El incierto (y maravilloso) mundo de Haruki Murakami
Son tres cuadernos. Uno, el más viejo según las fechas que marqué con birome en la tapa, está casi todo escrito. Los otros dos, en cambio, tienen la mayoría de las páginas en blanco. Al hojearlos, veo mi inconstancia para internalizar ese hábito que nunca terminó de establecerse: anotar los sueños. Tener un cuaderno y un lápiz a mano para cuando se vuelve a la vigilia.
Lo que me animó a desempolvarlos fue la última novela de Haruki Murakami, La ciudad y sus muros inciertos (Tusquets), que llegó a la Argentina el mes pasado, después de unos largos seis años sin novedades del escritor japonés. La expectativa fue tal que, por ejemplo, una librería en Tokio puso un cartel de led con la cuenta regresiva hasta que empezara la venta, mientras decenas de personas hacían fila durante la noche.

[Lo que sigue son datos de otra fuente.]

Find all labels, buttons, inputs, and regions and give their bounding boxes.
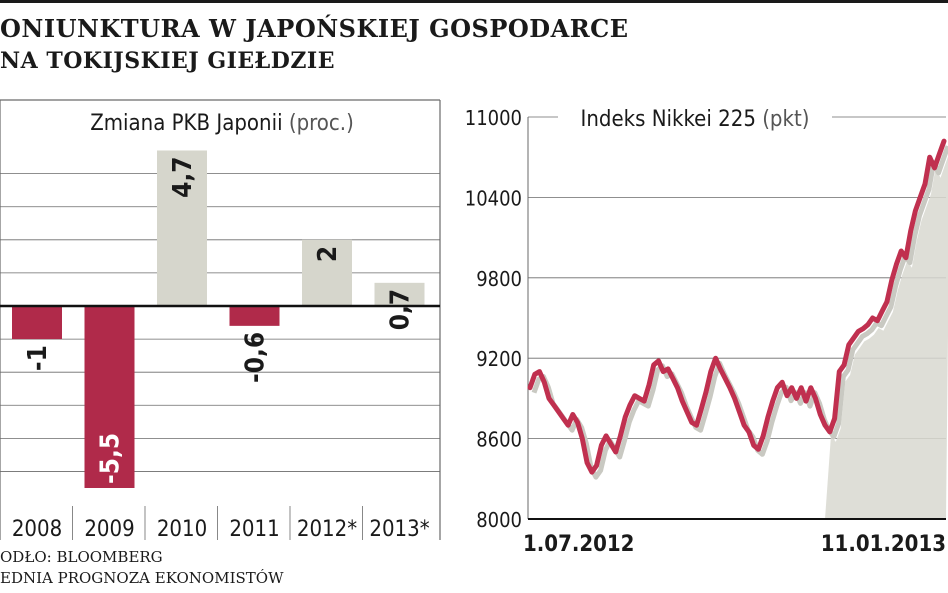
nikkei-end-date: 11.01.2013: [821, 532, 946, 557]
gdp-bar-value-label: 4,7: [168, 156, 198, 197]
gdp-bar: [84, 306, 135, 488]
gdp-bar-value-label: -5,5: [96, 433, 126, 484]
nikkei-start-date: 1.07.2012: [523, 532, 634, 557]
nikkei-ytick-label: 10400: [465, 186, 522, 210]
left-chart-title: Zmiana PKB Japonii (proc.): [90, 111, 354, 136]
page-title: ONIUNKTURA W JAPOŃSKIEJ GOSPODARCE: [0, 14, 629, 43]
gdp-bar: [302, 239, 352, 306]
right-chart-title: Indeks Nikkei 225 (pkt): [581, 107, 810, 132]
gdp-year-label: 2009: [84, 517, 134, 542]
nikkei-ytick-label: 8000: [476, 508, 522, 532]
gdp-year-label: 2008: [12, 517, 62, 542]
right-chart-title-text: Indeks Nikkei 225: [581, 107, 763, 132]
page-subtitle: NA TOKIJSKIEJ GIEŁDZIE: [0, 48, 335, 74]
gdp-year-label: 2010: [157, 517, 207, 542]
nikkei-area-fill: [825, 156, 948, 519]
forecast-note: EDNIA PROGNOZA EKONOMISTÓW: [0, 569, 284, 587]
gdp-bar: [374, 282, 425, 306]
header-rule: [0, 0, 948, 3]
gdp-year-label: 2011: [229, 517, 279, 542]
gdp-bar: [12, 306, 62, 340]
gdp-year-label: 2013*: [369, 517, 429, 542]
left-chart-unit: (proc.): [289, 111, 354, 136]
nikkei-ytick-label: 9200: [476, 347, 522, 371]
gdp-bar-value-label: -0,6: [241, 332, 271, 383]
gdp-bar: [157, 150, 207, 306]
nikkei-ytick-label: 11000: [465, 106, 522, 130]
nikkei-line: [527, 138, 947, 475]
gdp-bar-value-label: -1: [23, 345, 53, 371]
left-chart-title-text: Zmiana PKB Japonii: [90, 111, 289, 136]
gdp-bar-value-label: 0,7: [386, 289, 416, 330]
right-chart-unit: (pkt): [762, 107, 809, 132]
gdp-year-label: 2012*: [297, 517, 357, 542]
gdp-bar-value-label: 2: [313, 246, 343, 262]
gdp-bar: [229, 306, 280, 326]
nikkei-ytick-label: 8600: [476, 428, 522, 452]
source-note: ODŁO: BLOOMBERG: [0, 548, 163, 566]
nikkei-ytick-label: 9800: [476, 267, 522, 291]
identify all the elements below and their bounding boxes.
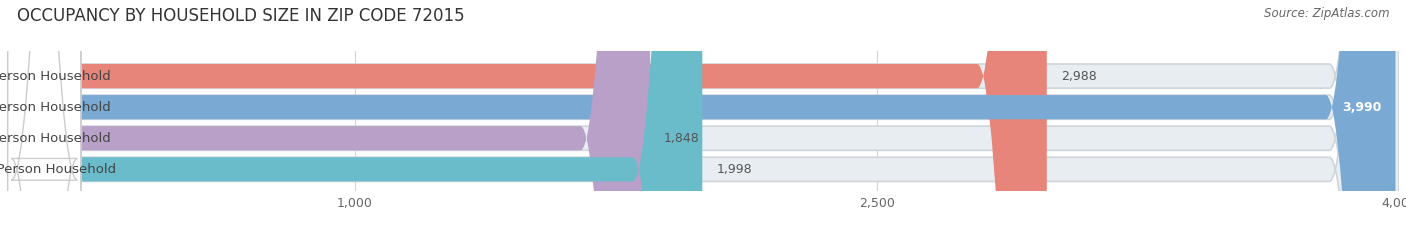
Text: 3-Person Household: 3-Person Household <box>0 132 111 145</box>
Text: 1-Person Household: 1-Person Household <box>0 70 111 83</box>
FancyBboxPatch shape <box>7 0 1399 233</box>
FancyBboxPatch shape <box>7 0 650 233</box>
FancyBboxPatch shape <box>7 0 80 233</box>
FancyBboxPatch shape <box>7 0 1399 233</box>
FancyBboxPatch shape <box>7 0 80 233</box>
Text: OCCUPANCY BY HOUSEHOLD SIZE IN ZIP CODE 72015: OCCUPANCY BY HOUSEHOLD SIZE IN ZIP CODE … <box>17 7 464 25</box>
FancyBboxPatch shape <box>7 0 80 233</box>
FancyBboxPatch shape <box>7 0 1396 233</box>
Text: 2-Person Household: 2-Person Household <box>0 101 111 114</box>
Text: 4+ Person Household: 4+ Person Household <box>0 163 115 176</box>
FancyBboxPatch shape <box>7 0 80 233</box>
Text: 1,998: 1,998 <box>716 163 752 176</box>
FancyBboxPatch shape <box>7 0 1399 233</box>
FancyBboxPatch shape <box>7 0 1399 233</box>
FancyBboxPatch shape <box>7 0 703 233</box>
FancyBboxPatch shape <box>7 0 1047 233</box>
Text: Source: ZipAtlas.com: Source: ZipAtlas.com <box>1264 7 1389 20</box>
Text: 1,848: 1,848 <box>664 132 700 145</box>
Text: 3,990: 3,990 <box>1343 101 1382 114</box>
Text: 2,988: 2,988 <box>1060 70 1097 83</box>
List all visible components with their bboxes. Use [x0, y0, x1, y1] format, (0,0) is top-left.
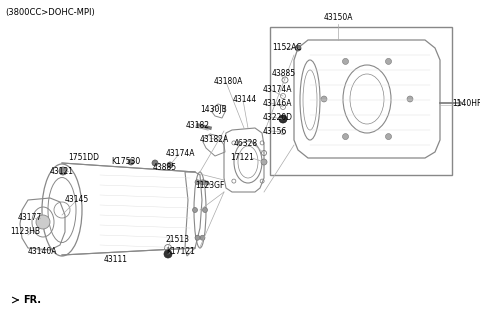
Text: 43140A: 43140A	[28, 248, 58, 256]
Circle shape	[205, 181, 209, 185]
Text: 43150A: 43150A	[323, 13, 353, 23]
Text: (3800CC>DOHC-MPI): (3800CC>DOHC-MPI)	[5, 8, 95, 17]
Circle shape	[195, 235, 200, 240]
Circle shape	[385, 58, 392, 64]
Text: 43182A: 43182A	[200, 136, 229, 145]
Circle shape	[385, 134, 392, 140]
Text: 43111: 43111	[104, 256, 128, 264]
Circle shape	[343, 58, 348, 64]
Circle shape	[407, 96, 413, 102]
Text: K17530: K17530	[111, 157, 140, 166]
Text: 1123HB: 1123HB	[10, 227, 40, 236]
Text: 43156: 43156	[263, 127, 287, 136]
Text: K17121: K17121	[166, 248, 195, 256]
Text: 21513: 21513	[166, 235, 190, 244]
Circle shape	[343, 134, 348, 140]
Circle shape	[128, 159, 134, 165]
Text: 43145: 43145	[65, 196, 89, 204]
Circle shape	[200, 180, 205, 185]
Text: 43144: 43144	[233, 95, 257, 105]
Circle shape	[261, 159, 267, 165]
Text: 1140HR: 1140HR	[452, 99, 480, 108]
Circle shape	[59, 167, 67, 175]
Text: 43220D: 43220D	[263, 113, 293, 122]
Text: 43180A: 43180A	[214, 78, 243, 86]
Text: FR.: FR.	[23, 295, 41, 305]
Text: 1123GF: 1123GF	[195, 181, 224, 189]
Circle shape	[200, 235, 205, 240]
Text: 43121: 43121	[50, 167, 74, 175]
Circle shape	[164, 250, 172, 258]
Text: 1152AC: 1152AC	[272, 43, 301, 53]
Bar	[270, 27, 452, 175]
Circle shape	[321, 96, 327, 102]
Text: 43174A: 43174A	[166, 150, 195, 159]
Text: 43177: 43177	[18, 213, 42, 222]
Text: 17121: 17121	[230, 153, 254, 162]
Text: 43146A: 43146A	[263, 99, 292, 108]
Text: 1751DD: 1751DD	[68, 153, 99, 162]
Circle shape	[192, 207, 197, 212]
Text: 43182: 43182	[186, 122, 210, 130]
Text: 43174A: 43174A	[263, 85, 292, 94]
Text: 43885: 43885	[272, 70, 296, 78]
Text: 43885: 43885	[153, 162, 177, 172]
Circle shape	[279, 115, 287, 123]
Text: 1430JB: 1430JB	[200, 106, 227, 115]
Circle shape	[195, 180, 200, 185]
Text: 46328: 46328	[234, 138, 258, 147]
Circle shape	[36, 215, 50, 229]
Circle shape	[295, 45, 301, 51]
Circle shape	[203, 207, 207, 212]
Circle shape	[152, 160, 158, 166]
Circle shape	[167, 162, 173, 168]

El libro, casi 600 páginas divididas en tres partes y un epílogo, cuenta la historia de un chico y una chica de 17 y 16 años que se conocen por un concurso literario en la escuela. La atracción es mutua, pero hay obstáculos que se interponen y los separan. O al menos a esa versión de ellos.
Lo que ella le plantea entra en la lógica típica del universo Murakami: le habla de la existencia de una ciudad amurallada donde habita su auténtico yo; lo que él ve en ese momento, no es más que una sombra. El protagonista va a recibir luego una carta de la chica que supone una despedida, pero que sembrará en él el impulso de buscar a “la auténtica” en esa ciudad amurallada.
Es ella quien le cuenta, también, que siempre tiene un cuaderno y un lápiz en su mesita de luz para anotar lo que soñó. Lo hace apenas se despierta, con el recuerdo del sueño aún vivo, para no perder detalle. “Hay sueños verdaderamente interesantes, que me aclaran cosas”. ¿Le aclaran cosas? Sí, todo aquello que desconoce de sí misma; en sus palabras, auténticas fuentes de conocimiento espiritual.
Sueños y realidad, personas de carne y hueso y sus sombras, la vida cotidiana enlazada con mundos paralelos y el amor y el deseo como impulso para actuar. Leer este libro es recorrer otra vez esos pasadizos que se encuentran en cualquier novela de Murakami. Un mundo maravilloso al alcance de la mano (aunque eso no significa que sea fácil de hallar).
Murakami es, con Stephen King, el autor que más leí en cantidad de libros. Mi primer paso fue la colección de cuentos Sauce Ciego, Mujer Dormida; la apoteosis llegó con Crónica del pájaro que da cuerda al mundo. Desde aquel primer momento, más allá de la soledad y la profundidad de sus personajes, lo que más me fascinó de su ficción es el sutil entrelazamiento de esos dos mundos –lo fantástico y lo real– y cómo a esta altura hay cierto tipo de misterio que solo puedo calificar de murakamiesco.
“Una vez que empiezo a escribir, me voy a otro lado –ha dicho Murakami–. Abro una puerta, entro a ese lugar, y veo qué está pasando. No sé (y no me importa) si es un mundo realista o uno fantástico. Mientras me concentro en escribir, me adentro profundo y más profundo, como en un mundo subterráneo. Y cuando estoy ahí, me encuentro cosas extrañas. Y si hay oscuridad, esa oscuridad viene hacia mí y tal vez me trae algún mensaje. Y trato de comprender ese mensaje. Pero volver de ahí es importante. Si no volvés, puede ser aterrador. Y como soy un profesional, puedo volver”.
Los sueños siempre fueron para mí una de esas puertas que abren Murakami y sus personajes. Pistas para que la sombra pueda descubrir al auténtico yo. Hojeando estos cuadernos, encontré el registro de un sueño que tuve hace unos diez años, en el que estaba el escritor. Había venido a la Argentina a dar un curso de escritura. Además de participar del taller, yo podía tener unos minutos a solas con él y aprovechaba para hacerle una pregunta sobre mí. Me respondió sin pelos en la lengua, y me descolocó. Hoy releo aquello y sonrío: no esperaba menos de él. (Y sí, ya dejé preparado para esta noche un cuaderno y un lápiz con punta sobre mi mesa de luz).